<ply-base.h>

namespace ply

Memory

At the lowest level, there's virtual memory, which can be mapped to physical memory using the underlying operating system.

The heap sits directly above that, dividing memory into variable-sized blocks that can be dynamically allocated and freed by the application as needed. Higher-level containers for managing memory, like String, Array, Map, Owned and Reference, are described in later sections.

Heap

Plywood contains its own heap, which lets you allocate and free variable-sized blocks of memory.

The Plywood heap is separate from the C Standard Library's heap. Both heaps can coexist in the same program, but memory allocated from a specific heap must always be freed using the same heap. Plywood's heap implementation uses dlmalloc under the hood.

Heap is thread-safe. All member functions can be called concurrently from separate threads.

Low-level Allocation

static void* alloc(uptr num_bytes)

Allocates a block of memory from the Plywood heap. Equivalent to malloc. Always returns 16-byte aligned memory, suitable for SIMD vectors. Returns nullptr if allocation fails.

static void* realloc(void* ptr,  uptr num_bytes)

Resizes a previously allocated block. The contents are preserved up to the smaller of the old and new sizes. May return a different pointer.

static void* free(void* ptr)

Frees a previously allocated block, returning the memory to the heap.

static void* alloc_aligned(uptr num_bytes,  u32 alignment)

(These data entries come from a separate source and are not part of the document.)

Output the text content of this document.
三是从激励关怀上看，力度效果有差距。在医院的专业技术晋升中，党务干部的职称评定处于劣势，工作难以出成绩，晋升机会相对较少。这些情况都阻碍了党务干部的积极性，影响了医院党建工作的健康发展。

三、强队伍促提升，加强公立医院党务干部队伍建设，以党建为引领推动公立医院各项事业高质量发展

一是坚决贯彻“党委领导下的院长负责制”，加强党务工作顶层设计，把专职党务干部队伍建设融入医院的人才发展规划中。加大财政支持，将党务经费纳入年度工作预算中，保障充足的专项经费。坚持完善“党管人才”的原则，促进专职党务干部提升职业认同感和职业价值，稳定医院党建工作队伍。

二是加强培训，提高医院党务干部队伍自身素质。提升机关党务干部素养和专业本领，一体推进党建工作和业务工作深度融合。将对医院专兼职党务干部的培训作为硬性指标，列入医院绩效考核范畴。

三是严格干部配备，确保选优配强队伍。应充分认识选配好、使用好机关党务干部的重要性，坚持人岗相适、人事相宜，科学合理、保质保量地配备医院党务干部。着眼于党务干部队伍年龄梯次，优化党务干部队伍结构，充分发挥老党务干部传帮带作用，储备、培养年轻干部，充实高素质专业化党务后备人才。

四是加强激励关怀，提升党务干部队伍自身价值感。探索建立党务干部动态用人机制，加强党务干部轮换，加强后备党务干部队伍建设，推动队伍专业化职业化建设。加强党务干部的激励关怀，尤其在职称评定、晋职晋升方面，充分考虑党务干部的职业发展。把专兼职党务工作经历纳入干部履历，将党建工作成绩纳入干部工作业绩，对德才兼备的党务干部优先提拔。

Allocates memory with a specific alignment. Use for alignments greater than 16 bytes.

Creating and Destroying Objects

By default, Plywood will override C++ new and delete to use the Plywood heap. If you don't want this behavior, perhaps because you're integrating Plywood into an existing application, define PLY_OVERRIDE_NEW=0.

You can create and destroy C++ objects in the Plywood heap directly using Heap::create and Heap::destroy, which essentially work like new and delete:

template <typename Type> static Type* create<Type>(Args&& args)

Allocates heap memory for an object of type Type and calls the constructor. The provided arguments are passed to the constructor using perfect forwarding.

template <typename Type> static void destroy(Type* obj)

Invokes the destructor of an object and frees its memory back to the heap.

Owned<Foo> create_foo() {
    return Heap::create<Foo>();
}

void destroy(Foo* foo) {
    Heap::destroy(foo);
}

Monitoring the Heap

static void set_out_of_memory_handler(Functor<void()> handler)

Sets an out-of-memory handler. handler will be called if an allocation fails due to insufficient system memory.

Out-of-memory events are usually unrecoverable. There's really no ideal way to handle them, other than to collect a report when the event occurs so that the issue can be investigated. In general, developers should establish a memory budget and aim to stay within it.

static Heap::Stats get_stats()

Returns statistics about heap usage. num_bytes_allocated is the sum of the sizes of all allocated blocks. virtual_memory_size, a larger number, is the total amount of system memory used to store those blocks, including bookkeeping overhead and unused space.

{table caption="Heap::Stats members"} uptr|num_bytes_allocated uptr|virtual_memory_size {/table}

static void validate()

Validates the heap's internal consistency. Useful for debugging. Will force an immediate crash if the heap is corrupted, which is usually caused by a memory overrun or dangling pointer. Inserting calls to validate can help track down the cause of the corruption.

VirtualMemory

The VirtualMemory class is a platform-independent wrapper for mapping virtual memory to physical memory.

In C++ applications, memory is represented as a 32-bit or 64-bit address space known as virtual memory, which is divided into fixed-sized pages. Most pages are initially unusable and will cause an access violation or segmentation fault if accessed. To make pages usable, they must be mapped to physical memory by the underlying operating system.

static VirtualMemory::Info get_page_info()

Returns information about the system's virtual memory page size and allocation alignment. VirtualMemory::Info has these members:

{table caption="VirtualMemory::Info members"} uptr|alloc_alignment uptr|page_size {/table}

static Stats get_usage_summary()

Returns statistics about the current process's virtual memory usage.

static bool alloc_pages(void*& out_addr,  uptr num_bytes)

Allocates and commits virtual memory pages. The address is written to out_addr. Returns true on success.

static bool reserve_pages(void*& out_addr,  uptr num_bytes)

Reserves virtual address space without committing physical memory. Use commit_pages later to back it with physical memory.

static void commit_pages(void* addr,  uptr num_bytes)

Commits previously reserved pages, backing them with physical memory.

static void decommit_pages(void* addr,  uptr num_bytes)

Decommits pages, releasing the physical memory while keeping the address space reserved.

static void free_pages(void* addr,  uptr num_bytes)

Frees previously allocated or reserved pages, returning the address space to the system.